Warren Buffett: Berkshire Hathaway’s ‘Eye-Popping’ Gains Era May Be Over

Warren Buffett’s sustained success over the past several decades has earned him the title ‘Oracle of Omaha’ and made him one of the world’s most respected investors. However, the firm’s track record of delivering “eye-popping” gains could be over.

Despite Berkshire Hathaway’s [BRK-A] Class A shares being up 12.6% year-to-date through 22 April — outpacing the S&P 500, which has risen just 4.1% — the share price is down 2% in the past month and 0.5% in the past week. The S&P 500 is down 5.1% over the past month and 3% over the past week.

While it’s most likely a short-term blip, some investors are arguing that Buffett is losing his stock-picking touch. Among them is Larry Swedroe, Head of Economic and Financial Research at Buckingham Wealth Partners, who told CNBC’s ETF Edge earlier this month that Buffett isn’t a great stock-picker.

“What Warren Buffett’s ‘secret sauce’ was, he figured out 50, 60 years before all the academics what these factors were that allowed you to earn excess returns,” said Swedroe.

Buffett Believes Above-Market Return in 2024 Will Be Difficult

Buffett is famed for investing in boring stocks, particularly in the consumer goods, energy and finance sectors, which have historically helped his firm outperform the S&P 500.

While Berkshire gained 15.8% in 2023, the biggest rise since 2021’s 29.6% gain and the second-largest since it gained 21 9% in 2017, the stock lagged the S&P 500, which surged 24% last year.

For his part, Buffett tempered shareholders’ expectations for 2024 and beyond in his most recent annual letter, released in February. He said that the days of “eye-popping performance” could be over because of Berkshire Hathaway’s size and conservative capital management.

“There remain only a handful of companies in this country capable of truly moving the needle at Berkshire, and they have been endlessly picked over by us and by others. Some we can value; some we can’t. And, if we can, they have to be attractively priced,” Buffett wrote.

He added that there are no “meaningful options for capital deployment” outside the US.

How Buffett Favourites Perform

So, is Berkshire Hathaway underperforming the S&P 500 really a sign that Buffett has lost his stock-picking touch? OPTO takes a look at how some of his top holdings have been faring recently.


Despite paring its stake in Apple [AAPL] in Q4 2023, offloading 10,000,382 shares, the stock still accounts for 50% of Berkshire Hathaway’s $347.4bn portfolio as of 31 December 2023.

The iPhone maker sold 50.1 million smartphone handsets in the first three months of the year, taking a 17.3% share of total quarterly sales, according to market research by IDC. This is down from 55.4 million smartphones sold and a market share of 20.7% in the year-ago quarter.

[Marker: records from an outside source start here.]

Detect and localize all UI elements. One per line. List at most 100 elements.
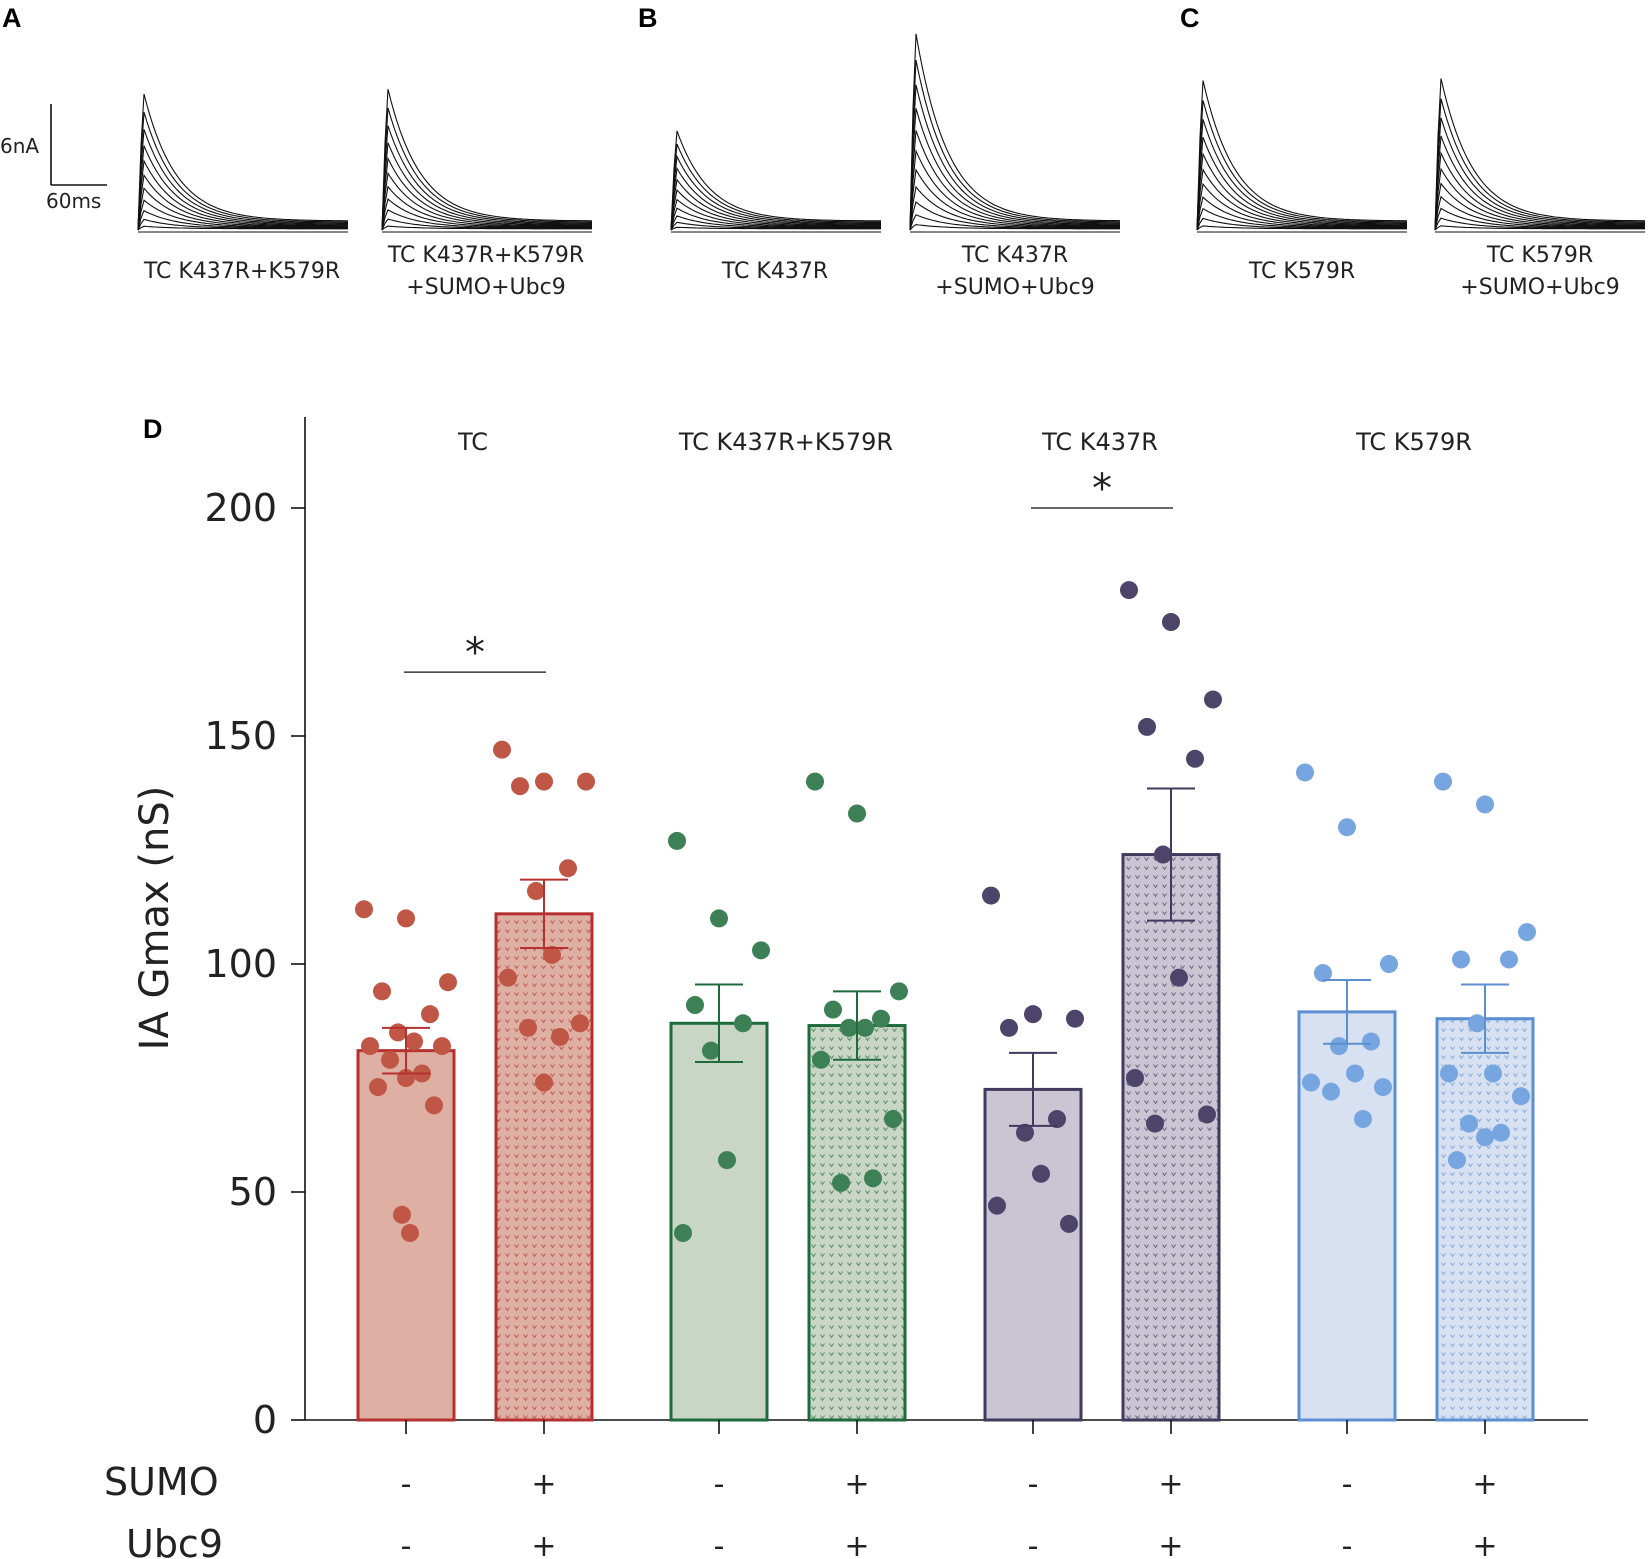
current-trace (1196, 168, 1407, 231)
current-trace (670, 198, 881, 231)
scale-bar: 6nA 60ms (0, 104, 107, 213)
data-point (1484, 1064, 1502, 1083)
current-trace (1434, 195, 1645, 231)
current-trace (137, 187, 348, 231)
ubc9-sign: + (1158, 1529, 1183, 1559)
current-trace (381, 198, 592, 231)
trace-label: TC K437R+K579R (143, 259, 340, 284)
data-point (499, 968, 517, 987)
data-point (389, 1023, 407, 1042)
current-trace (909, 201, 1120, 231)
data-point (1460, 1114, 1478, 1133)
data-point (718, 1151, 736, 1170)
trace-family: TC K437R+K579R (137, 93, 348, 284)
data-point (710, 909, 728, 928)
data-point (1512, 1087, 1530, 1106)
data-point (1048, 1110, 1066, 1129)
sumo-sign: + (1158, 1467, 1183, 1502)
ubc9-sign: - (1342, 1529, 1353, 1559)
data-point (890, 982, 908, 1001)
data-point (734, 1014, 752, 1033)
data-point (1024, 1005, 1042, 1024)
current-trace (137, 199, 348, 231)
data-point (1000, 1018, 1018, 1037)
data-point (1374, 1078, 1392, 1097)
current-trace (1434, 182, 1645, 231)
data-point (1440, 1064, 1458, 1083)
current-trace (1434, 167, 1645, 231)
data-point (381, 1050, 399, 1069)
y-ticks: 0 50 100 150 200 (204, 486, 305, 1442)
current-trace (381, 185, 592, 231)
data-point (1500, 950, 1518, 969)
current-traces: TC K437R+K579R TC K437R+K579R +SUMO+Ubc9 TC… (137, 33, 1646, 300)
data-point (702, 1041, 720, 1060)
group-title: TC K437R (1041, 428, 1158, 456)
data-point (1120, 581, 1138, 600)
current-trace (670, 207, 881, 231)
scale-time-label: 60ms (46, 189, 101, 213)
y-tick-label: 100 (204, 942, 277, 986)
data-point (571, 1014, 589, 1033)
current-trace (1196, 100, 1408, 231)
current-trace (670, 215, 881, 231)
data-point (840, 1018, 858, 1037)
data-point (1452, 950, 1470, 969)
current-trace (670, 188, 881, 231)
bar-group: TC K579R - - + + (1296, 428, 1536, 1559)
data-point (511, 777, 529, 796)
current-trace (381, 171, 592, 231)
current-trace (909, 214, 1120, 231)
bar-group: TC K437R - - + + * (982, 428, 1222, 1559)
data-point (872, 1009, 890, 1028)
data-point (1448, 1151, 1466, 1170)
current-trace (1196, 137, 1407, 231)
current-trace (137, 93, 348, 231)
group-title: TC K437R+K579R (678, 428, 893, 456)
panel-letter-d: D (143, 414, 163, 444)
ubc9-sign: + (531, 1529, 556, 1559)
group-title: TC K579R (1355, 428, 1472, 456)
current-trace (381, 142, 592, 231)
bar (494, 912, 594, 1422)
data-point (752, 941, 770, 960)
data-point (421, 1005, 439, 1024)
data-point (824, 1000, 842, 1019)
data-point (1146, 1114, 1164, 1133)
data-point (1198, 1105, 1216, 1124)
data-point (559, 859, 577, 878)
group-title: TC (457, 428, 488, 456)
data-point (535, 1073, 553, 1092)
panel-letter-b: B (638, 3, 658, 33)
current-trace (137, 111, 348, 231)
data-point (433, 1037, 451, 1056)
current-trace (137, 209, 348, 231)
trace-label: TC K437R (721, 259, 828, 284)
bar (1121, 853, 1221, 1422)
data-point (519, 1018, 537, 1037)
y-tick-label: 0 (253, 1398, 277, 1442)
bar (807, 1024, 907, 1422)
y-tick-label: 50 (229, 1170, 277, 1214)
data-point (1060, 1214, 1078, 1233)
data-point (551, 1027, 569, 1046)
data-point (856, 1018, 874, 1037)
trace-label: TC K437R+K579R (387, 243, 584, 268)
data-point (535, 772, 553, 791)
ubc9-row-label: Ubc9 (126, 1522, 223, 1559)
current-trace (1434, 78, 1646, 231)
data-point (884, 1110, 902, 1129)
sumo-sign: - (1342, 1467, 1353, 1502)
current-trace (1196, 119, 1407, 231)
current-trace (381, 107, 592, 231)
trace-label: +SUMO+Ubc9 (935, 275, 1094, 300)
current-trace (670, 130, 881, 231)
sumo-row-label: SUMO (104, 1460, 219, 1504)
data-point (1322, 1082, 1340, 1101)
trace-label: +SUMO+Ubc9 (1460, 275, 1619, 300)
trace-label: TC K579R (1486, 243, 1593, 268)
data-point (1302, 1073, 1320, 1092)
trace-family: TC K579R (1196, 80, 1408, 284)
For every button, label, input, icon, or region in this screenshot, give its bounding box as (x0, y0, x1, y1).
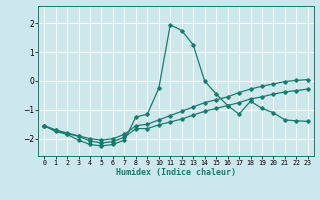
X-axis label: Humidex (Indice chaleur): Humidex (Indice chaleur) (116, 168, 236, 177)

As Chinese smartphone makers like Xiaomi [1810:HK] eat into the iPhone’s dominance, Apple stock could be “killed” if Buffett’s next 13F filing shows that he sold more Apple shares in Q1, warned Mizuho analyst Jordan Klein last month.

Bank of America

Buffett neither bought nor sold Bank of America [BAC] shares in Q4 2023. The holding is worth $34.8bn, representing approximately 10% of Berkshire’s portfolio.

Bank of America’s net income for the first three months of the year was $6.7bn, down from $8.2bn in the year-ago period. The bank is to set aside money to cover credit card losses — net charge-offs, which is debts that aren’t expected to be recovered — rose 85.9% year-over-year to $1.5bn in Q1.

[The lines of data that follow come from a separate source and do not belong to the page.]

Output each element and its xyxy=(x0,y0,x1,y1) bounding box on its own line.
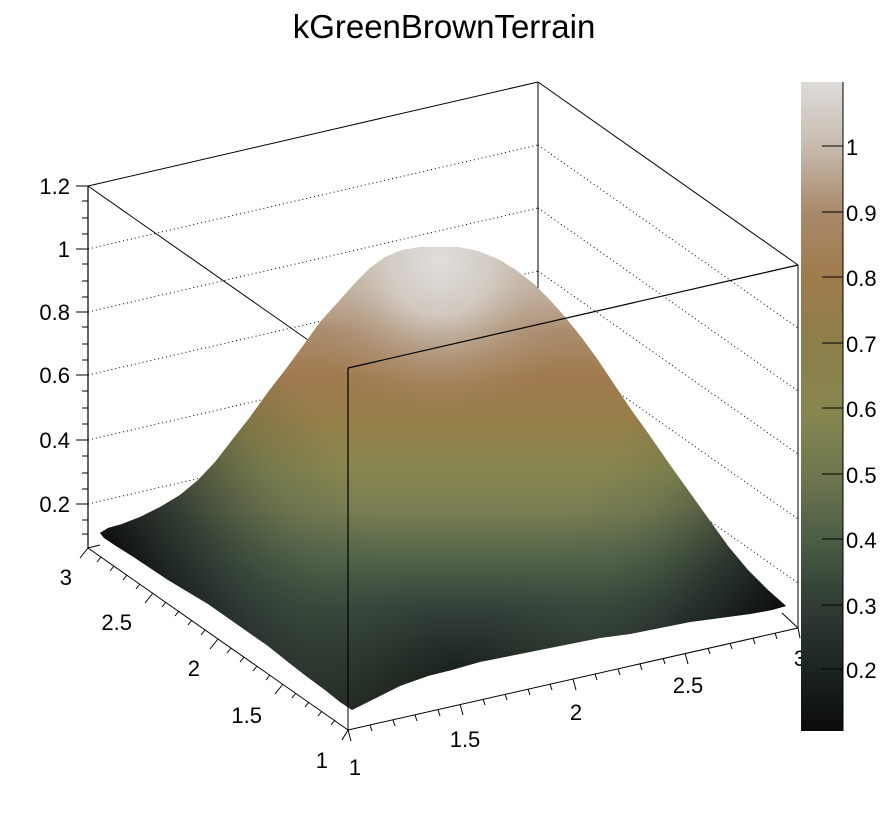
palette-tick-label: 0.7 xyxy=(846,332,877,357)
y-tick-label: 2.5 xyxy=(101,610,132,635)
y-tick-label: 2 xyxy=(188,656,200,681)
surface xyxy=(100,247,786,710)
color-palette: 1 0.9 0.8 0.7 0.6 0.5 0.4 0.3 0.2 xyxy=(801,82,877,731)
palette-tick-label: 0.8 xyxy=(846,266,877,291)
chart-title: kGreenBrownTerrain xyxy=(292,8,596,45)
palette-tick-label: 1 xyxy=(846,135,858,160)
z-tick-label: 0.2 xyxy=(39,492,70,517)
z-tick-label: 0.4 xyxy=(39,428,70,453)
palette-tick-label: 0.6 xyxy=(846,397,877,422)
y-axis-labels: 3 2.5 2 1.5 1 xyxy=(60,565,328,773)
palette-tick-label: 0.9 xyxy=(846,201,877,226)
x-tick-label: 1 xyxy=(349,755,361,780)
x-axis-ticks xyxy=(347,627,801,742)
x-tick-label: 2.5 xyxy=(673,673,704,698)
z-tick-label: 0.8 xyxy=(39,300,70,325)
z-tick-label: 0.6 xyxy=(39,363,70,388)
grid-lines xyxy=(87,144,799,584)
x-tick-label: 1.5 xyxy=(450,727,481,752)
x-tick-label: 2 xyxy=(570,700,582,725)
palette-tick-label: 0.3 xyxy=(846,594,877,619)
y-tick-label: 3 xyxy=(60,565,72,590)
y-tick-label: 1 xyxy=(316,748,328,773)
palette-tick-label: 0.5 xyxy=(846,463,877,488)
z-axis-labels: 1.2 1 0.8 0.6 0.4 0.2 xyxy=(39,174,70,517)
z-tick-label: 1 xyxy=(58,237,70,262)
palette-tick-label: 0.2 xyxy=(846,658,877,683)
y-axis-ticks xyxy=(79,547,349,741)
axis-box-back xyxy=(87,81,799,628)
y-tick-label: 1.5 xyxy=(231,703,262,728)
z-tick-label: 1.2 xyxy=(39,174,70,199)
x-axis-labels: 1 1.5 2 2.5 3 xyxy=(349,646,806,780)
z-axis xyxy=(76,185,88,535)
palette-tick-label: 0.4 xyxy=(846,528,877,553)
palette-ticks xyxy=(822,145,843,670)
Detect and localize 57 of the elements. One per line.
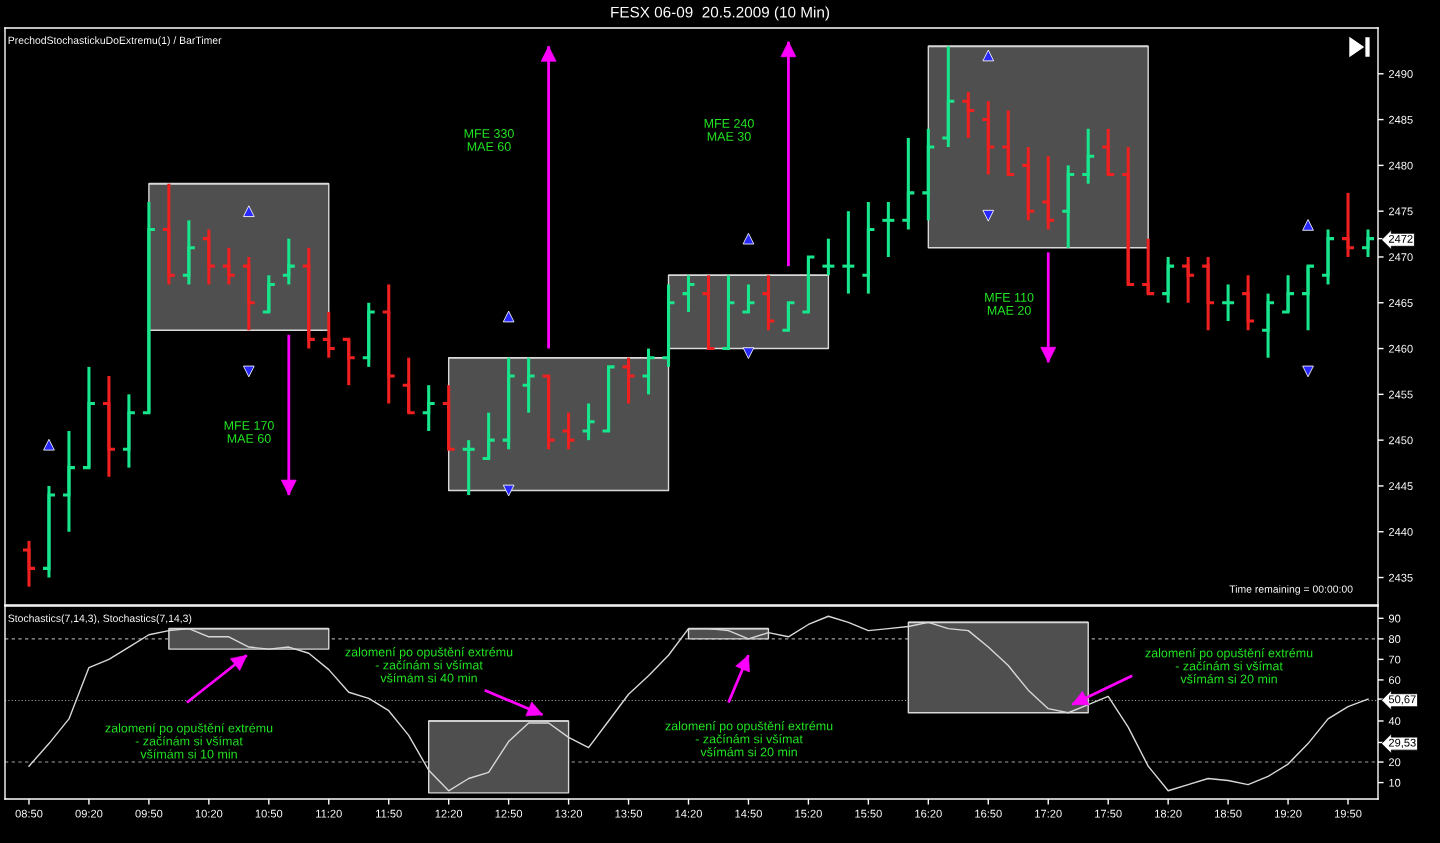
annotation: MFE 110 MAE 20 (985, 292, 1034, 315)
y-tick-label: 50,67 (1388, 695, 1416, 705)
x-tick-label: 12:50 (495, 809, 523, 818)
y-tick-label: 20 (1388, 758, 1401, 767)
x-tick-label: 14:50 (735, 809, 762, 818)
annotation: Time remaining = 00:00:00 (1229, 585, 1353, 595)
x-tick-label: 09:50 (135, 809, 163, 818)
x-tick-label: 13:50 (615, 809, 643, 818)
y-tick-label: 2455 (1388, 390, 1413, 399)
annotation: zalomení po opuštění extrému - začínám si všímat všímám si 20 min (1145, 648, 1313, 684)
x-tick-label: 18:50 (1215, 809, 1242, 818)
chart-title: FESX 06-09 20.5.2009 (10 Min) (611, 6, 830, 21)
x-tick-label: 15:20 (795, 809, 822, 818)
y-tick-label: 40 (1388, 717, 1401, 726)
x-tick-label: 18:20 (1155, 809, 1182, 818)
annotation: MFE 170 MAE 60 (224, 421, 274, 443)
y-tick-label: 2460 (1388, 344, 1413, 353)
y-tick-label: 60 (1388, 676, 1401, 685)
y-tick-label: 2435 (1388, 573, 1413, 582)
y-tick-label: 2445 (1388, 482, 1413, 491)
x-tick-label: 11:20 (316, 809, 342, 818)
text: PrechodStochastickuDoExtremu(1) / BarTimer (8, 36, 222, 47)
x-tick-label: 10:50 (255, 809, 283, 818)
x-tick-label: 10:20 (195, 809, 223, 818)
y-tick-label: 2480 (1388, 161, 1413, 170)
y-tick-label: 10 (1389, 778, 1401, 787)
x-tick-label: 17:20 (1035, 809, 1062, 818)
y-tick-label: 2440 (1388, 528, 1413, 536)
y-tick-label: 2450 (1388, 436, 1413, 445)
x-tick-label: 12:20 (435, 809, 463, 818)
x-tick-label: 13:20 (555, 809, 583, 818)
y-tick-label: 90 (1388, 614, 1401, 623)
y-tick-label: 2490 (1388, 70, 1413, 78)
y-tick-label: 70 (1388, 655, 1401, 664)
y-tick-label: 2475 (1388, 207, 1413, 216)
x-tick-label: 15:50 (855, 809, 882, 818)
x-tick-label: 16:50 (975, 809, 1002, 818)
y-tick-label: 2485 (1388, 115, 1413, 124)
x-tick-label: 11:50 (376, 809, 402, 818)
y-tick-label: 2470 (1388, 253, 1413, 262)
x-tick-label: 09:20 (75, 809, 103, 818)
y-tick-label: 2472 (1388, 234, 1413, 243)
y-tick-label: 29,53 (1388, 738, 1416, 748)
annotation: MFE 240 MAE 30 (704, 118, 754, 141)
x-tick-label: 17:50 (1095, 809, 1122, 818)
y-tick-label: 80 (1388, 635, 1401, 643)
annotation: zalomení po opuštění extrému - začínám si všímat všímám si 20 min (665, 721, 833, 757)
text: Stochastics(7,14,3), Stochastics(7,14,3) (8, 614, 192, 625)
x-tick-label: 19:50 (1334, 809, 1362, 818)
x-tick-label: 16:20 (915, 809, 942, 818)
x-tick-label: 08:50 (15, 809, 43, 818)
annotation: zalomení po opuštění extrému - začínám si všímat všímám si 40 min (345, 647, 513, 683)
y-tick-label: 2465 (1388, 299, 1413, 307)
x-tick-label: 19:20 (1275, 809, 1302, 818)
annotation: MFE 330 MAE 60 (464, 129, 514, 151)
annotation: zalomení po opuštění extrému - začínám si všímat všímám si 10 min (105, 723, 273, 759)
x-tick-label: 14:20 (675, 809, 702, 818)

There were bright spots in the earnings report, however. “Sales and trading businesses continued their strong 2023 momentum this quarter, reporting the best first quarter in over a decade,” said CEO Brian Moynihan in a press release.

American Express

Buffett neither bought nor sold American Express (Amex) [AXP] shares in Q4 2023. The holding is worth $28.4bn, representing 8.2% of the portfolio.

The credit card giant reported an 11% year-over-year rise in revenue for Q1 2024, while spending on the firm’s cards was up 6% to $367bn.

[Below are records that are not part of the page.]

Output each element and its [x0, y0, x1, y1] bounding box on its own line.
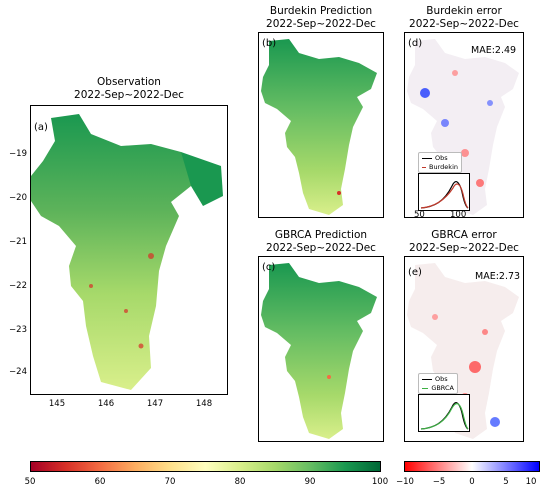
burdekin-distribution-plot — [420, 181, 469, 209]
value-colorbar-tick: 50 — [24, 477, 36, 487]
burdekin-distribution-inset — [418, 173, 470, 211]
burdekin-error-title: Burdekin error 2022-Sep~2022-Dec — [409, 5, 519, 30]
error-colorbar-tick: −5 — [432, 477, 446, 487]
y-tick: −21 — [9, 237, 27, 247]
observation-map — [31, 114, 223, 390]
x-tick: 147 — [146, 399, 164, 409]
burdekin-error-map — [407, 39, 519, 215]
obs-title: Observation 2022-Sep~2022-Dec — [74, 76, 184, 101]
gbrca-mae: MAE:2.73 — [475, 271, 521, 282]
burdekin-inset-legend: Obs Burdekin — [418, 152, 462, 173]
x-tick: 146 — [97, 399, 115, 409]
value-colorbar-tick: 80 — [234, 477, 246, 487]
burdekin-prediction-panel: (b) — [258, 32, 384, 218]
gbrca-error-title: GBRCA error 2022-Sep~2022-Dec — [409, 229, 519, 254]
value-colorbar-tick: 70 — [164, 477, 176, 487]
error-colorbar-tick: 10 — [525, 477, 537, 487]
value-colorbar — [30, 461, 381, 472]
gbrca-error-panel: (e) MAE:2.73 — [404, 256, 524, 442]
error-colorbar-tick: 5 — [503, 477, 509, 487]
x-tick: 148 — [195, 399, 213, 409]
gbrca-prediction-title: GBRCA Prediction 2022-Sep~2022-Dec — [266, 229, 376, 254]
error-colorbar-tick: −10 — [396, 477, 414, 487]
y-tick: −22 — [9, 281, 27, 291]
burdekin-mae: MAE:2.49 — [471, 45, 517, 56]
value-colorbar-tick: 100 — [371, 477, 389, 487]
burdekin-prediction-map — [261, 39, 377, 215]
y-tick: −23 — [9, 325, 27, 335]
inset-x-tick: 50 — [414, 210, 425, 220]
panel-b-label: (b) — [262, 38, 277, 49]
x-tick: 145 — [48, 399, 66, 409]
panel-c-label: (c) — [262, 262, 276, 273]
gbrca-prediction-panel: (c) — [258, 256, 384, 442]
error-colorbar — [404, 461, 540, 472]
panel-d-label: (d) — [408, 38, 423, 49]
burdekin-prediction-title: Burdekin Prediction 2022-Sep~2022-Dec — [266, 5, 376, 30]
y-tick: −24 — [9, 367, 27, 377]
inset-x-tick: 100 — [450, 210, 467, 220]
error-colorbar-tick: 0 — [469, 477, 475, 487]
observation-map-panel: (a) — [30, 105, 228, 395]
y-tick: −19 — [9, 149, 27, 159]
gbrca-distribution-plot — [420, 402, 469, 430]
gbrca-prediction-map — [261, 263, 377, 439]
value-colorbar-tick: 90 — [304, 477, 316, 487]
panel-e-label: (e) — [408, 267, 422, 278]
gbrca-distribution-inset — [418, 394, 470, 432]
gbrca-inset-legend: Obs GBRCA — [418, 373, 458, 394]
value-colorbar-tick: 60 — [94, 477, 106, 487]
panel-a-label: (a) — [34, 122, 48, 133]
y-tick: −20 — [9, 193, 27, 203]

“We continue to attract high-spending, high credit-quality customers to the franchise,” Amex Chairman and CEO Stephen J Squeri said in a press release issued last week.


Buffett didn’t touch his Coca-Cola [KO] holding either in Q4 2023. It’s worth $23.6bn, representing 6.8% of the portfolio as of 31 December.

While inflation has meant consumers have less disposable income to spend on Coca-Cola products, there are positive signs in other segments.

“We’ve seen strong growth for some of the higher price point, premium segments, like Fairlife, Core Power [and] Simply… there’s clearly multiple things going on in the landscape,” Coke Chairman and CEO James Quincey said on the firm’s Q4 2023 earnings call in February.

Sales popped 7% to $10.8bn in Q4, driven largely by higher prices.